The Leaf, now in its fifth model year, will be replaced roughly a year after the Volt. It’s expected to offer a range of battery packs, with the highest electric range somewhere between 140 and 200 miles.
The third-highest selling electric reported thus far is BMW’s i3, which logged 922 sales last month — close to the 1,000 monthly level it’s been hitting since last summer.
For its part, Tesla reported that it had sold 10,030 cars in the first quarter.
Plug-in hybrids
Sales of the Toyota Prius Plug-In Hybrid continued at the low level they’ve logged since last summer, with 473 delivered in March.
That’s up from the previous two months’ numbers, but the plug-in Prius — which has the lowest electric range of any plug-in car sold in North America — hasn’t cracked 1,000 monthly sales since July.
Lower-volume entries
The most recent pair of German battery-electric vehicles recovered somewhat from February’s low delivery numbers.
The Mercedes-Benz B-Class Electric Drive sold 145 in March, while the Volkswagen e-Golf was at 195.
The tiny Mitsubishi i-MiEV battery-electric minicar, meanwhile, saw March sales five times those of February. That is, 10 i-MiEVs found buyers in March versus two in February.

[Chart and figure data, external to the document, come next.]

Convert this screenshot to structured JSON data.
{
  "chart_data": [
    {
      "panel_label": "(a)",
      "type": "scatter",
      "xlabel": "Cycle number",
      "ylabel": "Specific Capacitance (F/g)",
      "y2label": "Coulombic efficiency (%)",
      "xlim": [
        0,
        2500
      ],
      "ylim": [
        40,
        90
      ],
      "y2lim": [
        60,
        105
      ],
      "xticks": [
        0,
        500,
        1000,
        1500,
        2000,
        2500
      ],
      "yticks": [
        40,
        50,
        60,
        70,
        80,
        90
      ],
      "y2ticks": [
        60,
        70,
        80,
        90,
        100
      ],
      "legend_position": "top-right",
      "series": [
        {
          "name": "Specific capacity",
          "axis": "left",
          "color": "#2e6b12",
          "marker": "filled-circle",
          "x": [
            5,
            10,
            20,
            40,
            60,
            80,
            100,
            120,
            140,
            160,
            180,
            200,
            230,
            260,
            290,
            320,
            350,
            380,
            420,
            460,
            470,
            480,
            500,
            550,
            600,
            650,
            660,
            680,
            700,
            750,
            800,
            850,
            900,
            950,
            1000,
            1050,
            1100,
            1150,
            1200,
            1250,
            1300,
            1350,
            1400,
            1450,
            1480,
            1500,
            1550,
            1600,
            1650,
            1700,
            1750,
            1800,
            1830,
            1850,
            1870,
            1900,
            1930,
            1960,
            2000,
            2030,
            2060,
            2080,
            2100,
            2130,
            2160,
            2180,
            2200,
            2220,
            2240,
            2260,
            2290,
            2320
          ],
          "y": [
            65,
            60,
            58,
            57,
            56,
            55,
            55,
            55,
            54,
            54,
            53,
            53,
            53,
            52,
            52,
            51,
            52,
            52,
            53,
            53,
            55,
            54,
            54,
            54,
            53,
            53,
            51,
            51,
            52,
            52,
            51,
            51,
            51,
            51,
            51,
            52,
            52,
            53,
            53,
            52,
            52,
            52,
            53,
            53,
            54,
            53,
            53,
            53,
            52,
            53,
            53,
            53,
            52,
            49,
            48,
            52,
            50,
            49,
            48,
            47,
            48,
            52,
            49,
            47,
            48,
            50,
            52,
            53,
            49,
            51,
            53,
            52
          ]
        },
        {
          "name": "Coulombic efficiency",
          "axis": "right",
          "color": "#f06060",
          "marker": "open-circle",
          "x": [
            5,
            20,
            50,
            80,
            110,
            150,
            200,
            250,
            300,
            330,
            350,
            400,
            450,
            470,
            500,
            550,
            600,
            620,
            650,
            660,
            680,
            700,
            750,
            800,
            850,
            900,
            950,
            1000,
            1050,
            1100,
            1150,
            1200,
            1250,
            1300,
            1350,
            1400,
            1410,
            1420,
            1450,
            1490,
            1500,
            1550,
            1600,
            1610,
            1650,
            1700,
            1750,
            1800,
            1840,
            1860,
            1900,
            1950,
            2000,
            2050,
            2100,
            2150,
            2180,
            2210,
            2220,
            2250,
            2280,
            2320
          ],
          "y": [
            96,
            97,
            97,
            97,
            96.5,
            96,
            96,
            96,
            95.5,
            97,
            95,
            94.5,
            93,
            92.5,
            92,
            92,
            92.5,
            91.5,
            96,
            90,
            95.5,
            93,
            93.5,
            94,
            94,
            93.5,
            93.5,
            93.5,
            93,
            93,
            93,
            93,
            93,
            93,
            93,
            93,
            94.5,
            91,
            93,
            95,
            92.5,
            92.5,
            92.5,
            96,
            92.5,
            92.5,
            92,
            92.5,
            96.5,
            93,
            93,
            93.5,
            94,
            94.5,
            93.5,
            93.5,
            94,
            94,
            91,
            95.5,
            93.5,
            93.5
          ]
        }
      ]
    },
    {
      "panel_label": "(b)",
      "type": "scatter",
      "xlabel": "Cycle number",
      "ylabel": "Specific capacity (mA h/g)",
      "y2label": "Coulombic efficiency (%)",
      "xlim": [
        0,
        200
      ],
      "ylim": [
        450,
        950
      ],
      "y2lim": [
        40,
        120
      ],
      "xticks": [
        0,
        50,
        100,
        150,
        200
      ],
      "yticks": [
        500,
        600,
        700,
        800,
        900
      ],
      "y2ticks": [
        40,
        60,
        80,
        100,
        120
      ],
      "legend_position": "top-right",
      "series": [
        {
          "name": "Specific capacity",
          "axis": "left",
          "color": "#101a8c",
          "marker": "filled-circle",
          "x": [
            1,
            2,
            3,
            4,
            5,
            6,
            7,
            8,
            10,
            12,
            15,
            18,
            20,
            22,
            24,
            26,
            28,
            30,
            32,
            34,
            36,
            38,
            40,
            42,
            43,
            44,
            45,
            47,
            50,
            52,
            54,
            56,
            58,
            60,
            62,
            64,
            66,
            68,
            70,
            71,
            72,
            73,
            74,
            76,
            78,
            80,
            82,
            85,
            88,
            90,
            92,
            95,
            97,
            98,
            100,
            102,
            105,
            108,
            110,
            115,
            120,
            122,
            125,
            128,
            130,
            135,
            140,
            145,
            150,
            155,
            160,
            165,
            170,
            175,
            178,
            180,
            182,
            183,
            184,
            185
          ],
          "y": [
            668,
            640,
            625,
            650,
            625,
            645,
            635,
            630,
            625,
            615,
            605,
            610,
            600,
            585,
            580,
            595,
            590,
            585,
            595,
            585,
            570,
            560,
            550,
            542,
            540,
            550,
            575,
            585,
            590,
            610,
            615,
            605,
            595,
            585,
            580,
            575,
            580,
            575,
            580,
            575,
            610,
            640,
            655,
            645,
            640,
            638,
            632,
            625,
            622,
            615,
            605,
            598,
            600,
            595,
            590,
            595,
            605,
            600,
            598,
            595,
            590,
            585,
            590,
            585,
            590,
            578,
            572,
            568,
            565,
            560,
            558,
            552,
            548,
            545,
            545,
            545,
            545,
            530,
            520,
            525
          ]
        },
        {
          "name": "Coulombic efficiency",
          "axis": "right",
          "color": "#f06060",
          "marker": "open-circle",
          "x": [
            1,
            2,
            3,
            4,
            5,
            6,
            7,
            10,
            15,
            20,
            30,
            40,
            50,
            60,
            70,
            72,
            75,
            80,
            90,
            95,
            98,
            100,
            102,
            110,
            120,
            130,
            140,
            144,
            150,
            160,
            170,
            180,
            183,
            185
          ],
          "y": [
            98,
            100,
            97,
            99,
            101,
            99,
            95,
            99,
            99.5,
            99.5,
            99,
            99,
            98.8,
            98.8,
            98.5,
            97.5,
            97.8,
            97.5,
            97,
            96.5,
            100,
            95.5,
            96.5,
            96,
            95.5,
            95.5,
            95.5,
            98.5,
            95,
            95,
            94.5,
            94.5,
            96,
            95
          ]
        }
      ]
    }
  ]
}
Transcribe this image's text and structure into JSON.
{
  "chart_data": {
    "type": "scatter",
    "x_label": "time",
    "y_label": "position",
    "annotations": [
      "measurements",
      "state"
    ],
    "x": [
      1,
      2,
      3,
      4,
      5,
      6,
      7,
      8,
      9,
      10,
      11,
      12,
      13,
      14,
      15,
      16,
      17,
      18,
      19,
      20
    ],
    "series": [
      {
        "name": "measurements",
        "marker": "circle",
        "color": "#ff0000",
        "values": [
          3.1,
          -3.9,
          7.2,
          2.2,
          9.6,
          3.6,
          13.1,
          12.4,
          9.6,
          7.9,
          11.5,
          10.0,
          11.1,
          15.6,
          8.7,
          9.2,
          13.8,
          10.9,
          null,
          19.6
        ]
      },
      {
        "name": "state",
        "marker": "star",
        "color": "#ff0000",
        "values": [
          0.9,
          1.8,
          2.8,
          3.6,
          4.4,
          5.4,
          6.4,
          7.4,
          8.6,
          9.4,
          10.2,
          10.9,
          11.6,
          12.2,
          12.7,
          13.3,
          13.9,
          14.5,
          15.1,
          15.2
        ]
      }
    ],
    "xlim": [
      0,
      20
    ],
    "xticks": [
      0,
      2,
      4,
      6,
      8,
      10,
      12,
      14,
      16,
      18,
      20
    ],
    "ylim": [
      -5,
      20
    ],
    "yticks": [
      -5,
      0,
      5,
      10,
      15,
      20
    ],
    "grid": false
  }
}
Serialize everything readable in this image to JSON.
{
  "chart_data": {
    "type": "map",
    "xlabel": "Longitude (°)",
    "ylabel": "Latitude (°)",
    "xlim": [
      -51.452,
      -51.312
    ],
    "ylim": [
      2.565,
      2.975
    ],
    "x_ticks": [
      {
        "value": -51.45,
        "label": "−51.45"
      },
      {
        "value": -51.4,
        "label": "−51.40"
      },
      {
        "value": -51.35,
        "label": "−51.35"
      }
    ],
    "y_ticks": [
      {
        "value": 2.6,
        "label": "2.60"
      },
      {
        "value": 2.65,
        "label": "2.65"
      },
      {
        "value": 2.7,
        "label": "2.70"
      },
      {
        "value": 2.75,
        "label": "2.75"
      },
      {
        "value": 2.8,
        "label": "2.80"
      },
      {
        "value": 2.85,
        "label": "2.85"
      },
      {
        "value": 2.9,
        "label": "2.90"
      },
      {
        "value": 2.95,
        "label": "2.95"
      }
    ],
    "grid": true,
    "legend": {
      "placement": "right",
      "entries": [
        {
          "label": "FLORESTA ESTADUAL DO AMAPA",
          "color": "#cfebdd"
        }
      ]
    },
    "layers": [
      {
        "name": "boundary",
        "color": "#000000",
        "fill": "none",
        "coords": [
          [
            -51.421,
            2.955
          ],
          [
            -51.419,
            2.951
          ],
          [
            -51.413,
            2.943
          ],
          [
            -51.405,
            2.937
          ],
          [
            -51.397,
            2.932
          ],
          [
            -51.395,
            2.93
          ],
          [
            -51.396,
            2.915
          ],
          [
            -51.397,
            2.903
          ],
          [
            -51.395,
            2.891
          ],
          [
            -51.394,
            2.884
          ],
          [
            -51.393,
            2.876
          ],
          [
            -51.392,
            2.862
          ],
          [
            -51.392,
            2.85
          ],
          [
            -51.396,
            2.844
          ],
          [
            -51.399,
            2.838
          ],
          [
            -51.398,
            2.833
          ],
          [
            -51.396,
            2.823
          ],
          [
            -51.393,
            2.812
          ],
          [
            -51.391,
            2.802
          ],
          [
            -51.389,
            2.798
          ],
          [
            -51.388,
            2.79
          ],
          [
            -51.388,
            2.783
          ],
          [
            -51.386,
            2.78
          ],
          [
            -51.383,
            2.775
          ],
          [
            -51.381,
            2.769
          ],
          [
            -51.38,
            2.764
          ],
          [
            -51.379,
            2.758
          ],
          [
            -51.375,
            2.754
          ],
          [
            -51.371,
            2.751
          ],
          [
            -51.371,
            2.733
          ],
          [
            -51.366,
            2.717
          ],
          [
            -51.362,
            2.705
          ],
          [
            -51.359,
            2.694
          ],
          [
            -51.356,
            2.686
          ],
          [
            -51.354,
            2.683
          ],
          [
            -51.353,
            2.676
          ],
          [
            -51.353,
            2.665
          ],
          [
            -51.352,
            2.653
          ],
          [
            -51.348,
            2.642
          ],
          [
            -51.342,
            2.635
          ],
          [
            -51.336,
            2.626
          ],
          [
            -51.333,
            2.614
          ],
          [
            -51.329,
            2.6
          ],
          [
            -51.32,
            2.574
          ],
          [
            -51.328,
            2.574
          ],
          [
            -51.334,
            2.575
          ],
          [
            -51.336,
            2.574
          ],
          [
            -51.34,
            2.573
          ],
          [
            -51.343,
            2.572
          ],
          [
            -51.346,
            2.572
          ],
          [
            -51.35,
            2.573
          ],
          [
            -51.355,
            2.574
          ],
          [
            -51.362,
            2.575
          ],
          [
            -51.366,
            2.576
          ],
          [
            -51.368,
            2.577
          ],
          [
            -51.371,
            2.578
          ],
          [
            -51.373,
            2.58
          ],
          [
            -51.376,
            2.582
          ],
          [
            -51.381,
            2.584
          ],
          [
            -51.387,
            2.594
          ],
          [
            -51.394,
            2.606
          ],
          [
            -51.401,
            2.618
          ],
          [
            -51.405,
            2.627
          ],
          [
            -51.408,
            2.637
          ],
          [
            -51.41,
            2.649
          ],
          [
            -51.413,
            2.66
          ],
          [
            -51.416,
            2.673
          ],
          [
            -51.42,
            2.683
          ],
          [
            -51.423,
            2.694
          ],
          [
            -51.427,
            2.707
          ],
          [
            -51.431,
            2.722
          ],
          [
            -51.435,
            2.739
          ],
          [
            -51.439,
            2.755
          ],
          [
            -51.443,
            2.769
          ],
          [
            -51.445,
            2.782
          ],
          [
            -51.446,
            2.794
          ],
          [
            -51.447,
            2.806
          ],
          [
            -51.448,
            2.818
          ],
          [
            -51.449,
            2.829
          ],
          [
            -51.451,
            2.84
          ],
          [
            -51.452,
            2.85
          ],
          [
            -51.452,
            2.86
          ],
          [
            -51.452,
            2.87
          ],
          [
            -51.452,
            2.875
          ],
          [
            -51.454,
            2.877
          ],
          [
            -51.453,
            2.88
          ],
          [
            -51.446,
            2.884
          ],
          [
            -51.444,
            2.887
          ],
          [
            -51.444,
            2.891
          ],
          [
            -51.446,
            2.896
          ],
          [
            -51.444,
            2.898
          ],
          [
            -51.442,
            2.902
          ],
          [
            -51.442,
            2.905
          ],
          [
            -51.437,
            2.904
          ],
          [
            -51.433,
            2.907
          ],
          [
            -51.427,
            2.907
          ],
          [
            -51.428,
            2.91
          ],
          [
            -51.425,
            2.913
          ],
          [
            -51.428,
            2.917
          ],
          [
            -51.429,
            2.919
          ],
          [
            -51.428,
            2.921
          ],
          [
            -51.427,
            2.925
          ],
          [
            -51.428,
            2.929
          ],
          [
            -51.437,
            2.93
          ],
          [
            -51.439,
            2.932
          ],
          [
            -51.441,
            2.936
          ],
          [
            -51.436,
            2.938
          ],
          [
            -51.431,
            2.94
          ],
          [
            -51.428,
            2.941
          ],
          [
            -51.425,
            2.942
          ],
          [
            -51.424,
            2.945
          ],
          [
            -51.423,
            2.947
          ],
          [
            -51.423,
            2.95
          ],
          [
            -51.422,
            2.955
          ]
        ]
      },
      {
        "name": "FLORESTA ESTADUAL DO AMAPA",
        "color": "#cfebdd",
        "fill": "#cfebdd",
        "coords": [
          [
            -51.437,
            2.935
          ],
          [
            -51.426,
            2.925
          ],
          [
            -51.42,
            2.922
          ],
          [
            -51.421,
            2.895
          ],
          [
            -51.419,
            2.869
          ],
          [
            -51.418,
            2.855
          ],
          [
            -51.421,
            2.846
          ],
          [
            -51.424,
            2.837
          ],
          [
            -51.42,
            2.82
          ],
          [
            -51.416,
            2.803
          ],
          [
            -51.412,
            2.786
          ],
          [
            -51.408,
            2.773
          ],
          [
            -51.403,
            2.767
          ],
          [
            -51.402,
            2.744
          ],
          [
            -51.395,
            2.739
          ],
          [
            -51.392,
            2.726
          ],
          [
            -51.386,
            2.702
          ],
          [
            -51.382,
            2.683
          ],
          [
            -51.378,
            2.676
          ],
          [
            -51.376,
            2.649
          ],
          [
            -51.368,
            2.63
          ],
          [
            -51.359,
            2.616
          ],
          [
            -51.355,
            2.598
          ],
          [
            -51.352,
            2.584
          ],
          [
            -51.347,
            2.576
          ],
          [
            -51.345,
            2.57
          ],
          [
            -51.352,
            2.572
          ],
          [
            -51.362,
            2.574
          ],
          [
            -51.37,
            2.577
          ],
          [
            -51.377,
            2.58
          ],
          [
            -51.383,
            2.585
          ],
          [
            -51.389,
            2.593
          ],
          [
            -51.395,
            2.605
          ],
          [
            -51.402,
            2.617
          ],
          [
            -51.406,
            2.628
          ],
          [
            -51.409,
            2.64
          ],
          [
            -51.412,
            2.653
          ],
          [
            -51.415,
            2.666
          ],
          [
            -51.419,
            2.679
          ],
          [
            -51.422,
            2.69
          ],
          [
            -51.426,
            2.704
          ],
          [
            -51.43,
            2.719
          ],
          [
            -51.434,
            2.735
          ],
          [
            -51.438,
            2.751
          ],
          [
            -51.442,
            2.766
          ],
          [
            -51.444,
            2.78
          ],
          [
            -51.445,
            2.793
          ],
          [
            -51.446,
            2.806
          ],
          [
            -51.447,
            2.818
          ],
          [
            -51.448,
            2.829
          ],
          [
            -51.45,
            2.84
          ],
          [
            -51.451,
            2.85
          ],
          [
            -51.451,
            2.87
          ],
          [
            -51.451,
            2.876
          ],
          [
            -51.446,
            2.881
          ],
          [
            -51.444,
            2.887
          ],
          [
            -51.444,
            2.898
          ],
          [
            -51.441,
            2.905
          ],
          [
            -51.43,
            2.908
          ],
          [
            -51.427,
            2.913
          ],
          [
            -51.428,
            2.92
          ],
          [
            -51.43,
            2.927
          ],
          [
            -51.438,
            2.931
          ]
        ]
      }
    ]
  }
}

The $75,000 Cadillac ELR range-extended electric luxury coupe saw another 92 sales — bringing its total delivered since December 2013 to 1,627.
Among the compliance cars, one more Honda Fit EV found a buyer in March, its first sale since last December. And four more Toyota RAV4 EVs were delivered.
Both cars are at the end of their model run, with their makers having sold sufficient numbers to meet their California zero-emission vehicle requirements.
Chevy sold 151 Spark EVs as well, bringing the total since launch to 2,040.